QUALI SONO LE APP COMPROMESSE DAL MALWARE – XcodeGhost ha iniziato a propagarsi in Cina dove alcuni sviluppatori, a causa della lentezza dell’Internet cinese, preferiscono scaricare la versione di Xcode da fonti diverse dal sito ufficiale Apple. Gli sviluppatori che, senza accorgersene, hanno utilizzato la versione di Xcode infetta hanno di conseguenza inserito il malware anche all’interno delle loro App. Il problema è che alcune App con all’interno il malware hanno passato lo scrutinio da parte di Apple e sono state pubblicate sullo store ufficiale dal quale potevano essere scaricate dagli utenti. Si tratterebbe di almeno una quarantina di App per iOS infette la maggior parte delle quali sono diffuse prevalentemente nel mercato cinese di Apple. Ma tra queste ce n’è una che è molto usata anche qui da noi, si tratta della popolare WeChat che ha circa mezzo milione di utenti in tutto il mondo (tra le altre si segnalano la versione cinese di Angry Birds 2 e CamCard). Apple domenica è corsa al riparo eliminando le App infette dallo store e effettuando un’analisi approfondita per verificare se ce ne fossero altre. L’azienda di Cupertino non ha però fatto sapere quanti utenti hanno scaricato le App compromesse dal malware. Il problema infatti è che una volta installata la app contenente XcodeGhost il malware inizia a replicarsi all’interno del dispositivo dell’utente ottenendo l’accesso ai dati sensibili, come ad esempio password e nome utente per accedere a iCloud o allo stesso App Store.
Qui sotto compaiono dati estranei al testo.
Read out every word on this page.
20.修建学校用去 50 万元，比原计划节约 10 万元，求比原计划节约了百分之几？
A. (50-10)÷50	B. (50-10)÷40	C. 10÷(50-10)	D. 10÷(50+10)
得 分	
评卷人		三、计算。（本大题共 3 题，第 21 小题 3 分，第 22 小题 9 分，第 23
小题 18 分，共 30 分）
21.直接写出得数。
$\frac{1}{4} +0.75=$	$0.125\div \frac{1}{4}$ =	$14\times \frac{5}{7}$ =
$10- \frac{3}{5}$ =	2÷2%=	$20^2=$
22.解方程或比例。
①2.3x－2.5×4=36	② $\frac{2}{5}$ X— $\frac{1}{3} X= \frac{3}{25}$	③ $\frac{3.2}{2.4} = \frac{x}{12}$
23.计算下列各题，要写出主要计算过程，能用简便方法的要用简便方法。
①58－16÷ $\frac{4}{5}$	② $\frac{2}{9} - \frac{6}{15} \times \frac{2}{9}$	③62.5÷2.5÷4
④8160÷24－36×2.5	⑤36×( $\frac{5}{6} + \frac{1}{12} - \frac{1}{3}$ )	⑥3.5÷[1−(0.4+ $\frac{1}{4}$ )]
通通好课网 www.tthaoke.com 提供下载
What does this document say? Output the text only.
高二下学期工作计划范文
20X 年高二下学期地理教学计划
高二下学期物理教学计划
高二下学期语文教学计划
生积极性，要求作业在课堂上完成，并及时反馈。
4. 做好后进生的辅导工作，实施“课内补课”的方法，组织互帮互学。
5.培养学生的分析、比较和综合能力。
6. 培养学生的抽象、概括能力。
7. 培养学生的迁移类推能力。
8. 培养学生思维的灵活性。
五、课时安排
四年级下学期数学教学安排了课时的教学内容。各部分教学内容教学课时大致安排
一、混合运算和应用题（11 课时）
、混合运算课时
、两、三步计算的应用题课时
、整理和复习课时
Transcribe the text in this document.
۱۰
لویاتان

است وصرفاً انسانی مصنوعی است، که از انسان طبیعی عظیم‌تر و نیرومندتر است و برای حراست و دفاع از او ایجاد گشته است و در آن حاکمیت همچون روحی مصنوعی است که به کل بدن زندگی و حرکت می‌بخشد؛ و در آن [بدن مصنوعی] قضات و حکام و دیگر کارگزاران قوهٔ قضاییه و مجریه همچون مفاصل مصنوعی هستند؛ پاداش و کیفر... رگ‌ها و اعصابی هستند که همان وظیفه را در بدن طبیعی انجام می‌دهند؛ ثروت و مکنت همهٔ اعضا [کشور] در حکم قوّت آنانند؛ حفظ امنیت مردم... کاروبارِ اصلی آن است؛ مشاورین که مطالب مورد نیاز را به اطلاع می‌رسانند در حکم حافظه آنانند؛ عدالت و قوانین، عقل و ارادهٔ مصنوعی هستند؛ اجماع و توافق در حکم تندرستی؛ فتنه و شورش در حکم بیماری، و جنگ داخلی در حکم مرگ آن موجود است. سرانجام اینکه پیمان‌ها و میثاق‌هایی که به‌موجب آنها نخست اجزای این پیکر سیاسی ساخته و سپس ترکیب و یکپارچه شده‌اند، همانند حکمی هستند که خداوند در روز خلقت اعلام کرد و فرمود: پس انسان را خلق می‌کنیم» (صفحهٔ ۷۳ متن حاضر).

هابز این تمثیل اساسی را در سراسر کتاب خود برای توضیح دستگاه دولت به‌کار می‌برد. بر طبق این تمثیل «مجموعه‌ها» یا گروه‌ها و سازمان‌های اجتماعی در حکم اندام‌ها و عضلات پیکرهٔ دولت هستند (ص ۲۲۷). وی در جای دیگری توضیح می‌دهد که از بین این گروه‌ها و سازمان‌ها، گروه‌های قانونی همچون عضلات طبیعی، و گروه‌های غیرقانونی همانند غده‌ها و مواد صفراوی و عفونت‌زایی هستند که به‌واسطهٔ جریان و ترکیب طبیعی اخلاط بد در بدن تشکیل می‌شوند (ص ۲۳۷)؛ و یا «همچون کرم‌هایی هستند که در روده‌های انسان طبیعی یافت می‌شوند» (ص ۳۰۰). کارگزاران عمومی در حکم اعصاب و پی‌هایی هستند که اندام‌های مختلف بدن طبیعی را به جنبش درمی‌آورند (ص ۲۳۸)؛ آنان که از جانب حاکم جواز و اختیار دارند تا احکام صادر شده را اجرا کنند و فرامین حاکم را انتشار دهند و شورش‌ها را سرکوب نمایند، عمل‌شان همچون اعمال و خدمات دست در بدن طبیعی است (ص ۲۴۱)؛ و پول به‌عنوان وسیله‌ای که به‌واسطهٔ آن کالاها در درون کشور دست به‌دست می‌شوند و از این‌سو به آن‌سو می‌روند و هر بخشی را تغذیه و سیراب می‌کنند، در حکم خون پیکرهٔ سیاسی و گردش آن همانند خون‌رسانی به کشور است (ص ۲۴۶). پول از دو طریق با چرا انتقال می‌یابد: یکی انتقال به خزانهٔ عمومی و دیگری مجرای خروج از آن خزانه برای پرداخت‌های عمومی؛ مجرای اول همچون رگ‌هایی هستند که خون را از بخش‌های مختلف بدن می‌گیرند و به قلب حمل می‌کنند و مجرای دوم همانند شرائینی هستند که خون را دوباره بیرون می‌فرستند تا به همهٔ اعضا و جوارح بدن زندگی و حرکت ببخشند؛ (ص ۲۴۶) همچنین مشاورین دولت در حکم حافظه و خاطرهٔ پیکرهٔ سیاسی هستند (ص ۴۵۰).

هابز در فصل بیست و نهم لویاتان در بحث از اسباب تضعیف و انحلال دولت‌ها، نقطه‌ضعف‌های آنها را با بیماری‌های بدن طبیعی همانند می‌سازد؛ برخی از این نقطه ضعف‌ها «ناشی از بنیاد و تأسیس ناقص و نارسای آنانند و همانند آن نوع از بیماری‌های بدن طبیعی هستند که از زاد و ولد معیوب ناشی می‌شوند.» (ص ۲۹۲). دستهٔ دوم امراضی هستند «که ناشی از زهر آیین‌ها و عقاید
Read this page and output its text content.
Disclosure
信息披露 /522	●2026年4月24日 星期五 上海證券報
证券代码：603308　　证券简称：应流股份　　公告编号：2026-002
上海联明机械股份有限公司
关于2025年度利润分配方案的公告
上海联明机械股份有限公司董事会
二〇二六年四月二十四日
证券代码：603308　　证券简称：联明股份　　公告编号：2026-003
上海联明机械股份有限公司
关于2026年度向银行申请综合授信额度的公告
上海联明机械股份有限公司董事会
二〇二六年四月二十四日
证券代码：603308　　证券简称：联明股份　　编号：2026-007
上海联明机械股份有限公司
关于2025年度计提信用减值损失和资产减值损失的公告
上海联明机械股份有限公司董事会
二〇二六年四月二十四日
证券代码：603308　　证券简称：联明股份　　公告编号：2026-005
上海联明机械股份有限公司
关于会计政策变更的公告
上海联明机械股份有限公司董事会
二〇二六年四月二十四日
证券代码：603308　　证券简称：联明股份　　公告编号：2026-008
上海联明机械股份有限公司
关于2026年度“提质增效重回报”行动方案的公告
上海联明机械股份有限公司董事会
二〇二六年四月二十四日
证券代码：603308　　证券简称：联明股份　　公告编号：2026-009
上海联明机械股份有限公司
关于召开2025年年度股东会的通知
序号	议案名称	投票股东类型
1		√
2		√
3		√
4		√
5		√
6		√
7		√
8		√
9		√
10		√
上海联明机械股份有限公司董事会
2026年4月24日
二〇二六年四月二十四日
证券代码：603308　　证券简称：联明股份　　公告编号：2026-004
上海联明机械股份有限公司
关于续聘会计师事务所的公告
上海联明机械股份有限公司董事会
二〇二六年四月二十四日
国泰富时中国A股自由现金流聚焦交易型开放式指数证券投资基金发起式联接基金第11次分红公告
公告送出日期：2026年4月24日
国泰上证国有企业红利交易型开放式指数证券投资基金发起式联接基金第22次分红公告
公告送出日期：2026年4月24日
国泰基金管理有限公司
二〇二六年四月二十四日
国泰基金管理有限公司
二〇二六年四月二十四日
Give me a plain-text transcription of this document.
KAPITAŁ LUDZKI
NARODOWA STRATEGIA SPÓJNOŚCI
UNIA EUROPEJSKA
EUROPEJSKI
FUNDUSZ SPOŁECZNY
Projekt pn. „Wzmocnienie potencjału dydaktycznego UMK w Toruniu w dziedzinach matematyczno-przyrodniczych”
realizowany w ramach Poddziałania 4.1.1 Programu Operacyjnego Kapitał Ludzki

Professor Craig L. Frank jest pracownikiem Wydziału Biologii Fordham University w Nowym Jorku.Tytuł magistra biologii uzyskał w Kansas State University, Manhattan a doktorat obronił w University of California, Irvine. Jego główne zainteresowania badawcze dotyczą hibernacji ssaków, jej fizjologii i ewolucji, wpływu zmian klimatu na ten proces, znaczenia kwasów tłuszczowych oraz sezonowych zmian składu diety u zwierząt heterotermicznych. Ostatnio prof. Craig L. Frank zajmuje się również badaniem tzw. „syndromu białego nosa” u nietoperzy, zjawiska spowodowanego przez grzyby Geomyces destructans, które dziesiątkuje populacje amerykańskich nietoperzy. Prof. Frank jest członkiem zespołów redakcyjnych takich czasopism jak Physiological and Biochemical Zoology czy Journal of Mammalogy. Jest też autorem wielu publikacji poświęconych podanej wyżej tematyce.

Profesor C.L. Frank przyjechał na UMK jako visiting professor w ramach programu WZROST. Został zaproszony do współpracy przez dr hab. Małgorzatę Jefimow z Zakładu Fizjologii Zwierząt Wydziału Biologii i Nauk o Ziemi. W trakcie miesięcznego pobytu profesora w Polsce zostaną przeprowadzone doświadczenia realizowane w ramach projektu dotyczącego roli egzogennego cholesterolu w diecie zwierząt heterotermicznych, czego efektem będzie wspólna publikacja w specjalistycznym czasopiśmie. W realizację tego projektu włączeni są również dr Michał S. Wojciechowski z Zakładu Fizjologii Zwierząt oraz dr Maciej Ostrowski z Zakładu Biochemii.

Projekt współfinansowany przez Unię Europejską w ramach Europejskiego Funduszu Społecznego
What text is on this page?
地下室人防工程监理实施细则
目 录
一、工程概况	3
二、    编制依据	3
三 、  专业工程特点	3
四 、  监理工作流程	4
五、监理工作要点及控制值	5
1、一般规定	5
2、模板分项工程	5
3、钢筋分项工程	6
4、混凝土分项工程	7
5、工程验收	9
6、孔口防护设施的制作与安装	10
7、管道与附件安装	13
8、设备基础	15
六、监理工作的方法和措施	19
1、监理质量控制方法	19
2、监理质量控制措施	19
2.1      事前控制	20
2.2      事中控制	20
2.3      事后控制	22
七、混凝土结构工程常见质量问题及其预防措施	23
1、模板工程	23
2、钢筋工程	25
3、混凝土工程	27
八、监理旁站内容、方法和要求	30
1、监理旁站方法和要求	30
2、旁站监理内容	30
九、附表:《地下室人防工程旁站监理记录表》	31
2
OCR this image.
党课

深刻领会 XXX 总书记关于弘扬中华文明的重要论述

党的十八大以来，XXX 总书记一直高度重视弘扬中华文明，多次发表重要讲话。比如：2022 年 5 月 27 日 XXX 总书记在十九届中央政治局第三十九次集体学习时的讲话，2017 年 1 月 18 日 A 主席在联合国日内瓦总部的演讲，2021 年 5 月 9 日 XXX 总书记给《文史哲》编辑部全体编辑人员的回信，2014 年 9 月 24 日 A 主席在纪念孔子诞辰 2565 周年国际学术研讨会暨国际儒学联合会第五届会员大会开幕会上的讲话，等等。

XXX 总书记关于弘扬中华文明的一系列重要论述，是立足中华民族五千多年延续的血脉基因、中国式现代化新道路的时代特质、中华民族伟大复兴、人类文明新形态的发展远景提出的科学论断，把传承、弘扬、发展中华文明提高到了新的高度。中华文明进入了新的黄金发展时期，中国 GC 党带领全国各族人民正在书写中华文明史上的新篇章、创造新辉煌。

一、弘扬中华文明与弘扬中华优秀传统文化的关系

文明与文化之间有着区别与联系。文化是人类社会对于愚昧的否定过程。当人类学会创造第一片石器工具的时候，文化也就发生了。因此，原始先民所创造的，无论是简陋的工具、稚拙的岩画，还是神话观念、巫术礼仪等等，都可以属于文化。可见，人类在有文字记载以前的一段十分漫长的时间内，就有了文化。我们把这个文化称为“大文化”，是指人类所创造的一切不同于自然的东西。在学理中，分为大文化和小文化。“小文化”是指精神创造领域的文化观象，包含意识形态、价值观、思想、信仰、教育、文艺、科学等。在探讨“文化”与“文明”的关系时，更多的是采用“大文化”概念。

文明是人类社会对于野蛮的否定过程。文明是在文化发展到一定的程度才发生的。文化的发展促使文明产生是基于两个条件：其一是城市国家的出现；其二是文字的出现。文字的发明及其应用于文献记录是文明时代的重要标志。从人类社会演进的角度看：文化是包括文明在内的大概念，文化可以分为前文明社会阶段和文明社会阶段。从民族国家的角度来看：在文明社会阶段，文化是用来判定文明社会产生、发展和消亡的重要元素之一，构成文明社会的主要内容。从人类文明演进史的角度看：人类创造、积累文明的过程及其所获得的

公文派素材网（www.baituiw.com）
COME DIFENDERSI DA XCODEGHOST – Innanzitutto verificate se avete scaricato e installato una (o più) delle App compromesse dal malware. Una lista la si può trovare su macrumors. Se malauguratamente siete tra coloro che hanno una App infetta sullo smartphone la prima cosa da fare è installare la versione aggiornata dell’applicazione (che nel caso di We Chat è già stata rilasciata) e che dovrebbe risolvere l’errore causato dal malware. Se invece vi capita che una delle app che avete installato vi chieda di inviare dati sensibili come password, carta di credito o altro il consiglio di buon senso è sempre lo stesso: controllate chi vi sta realmente chiedendo di inserire quelle informazioni. Il malware infatti ha la possibilità di inviare false notifiche in modo da ottenere i dati degli utilizzatori. Infine cambiate la password del vostro account Apple e iCloud, se usate la stessa password per più account (ad esempio mail o Facebook) il consiglio è di cambiare anche quelle. Questa volta però cercate di usarne tre diverse e non sempre la stessa.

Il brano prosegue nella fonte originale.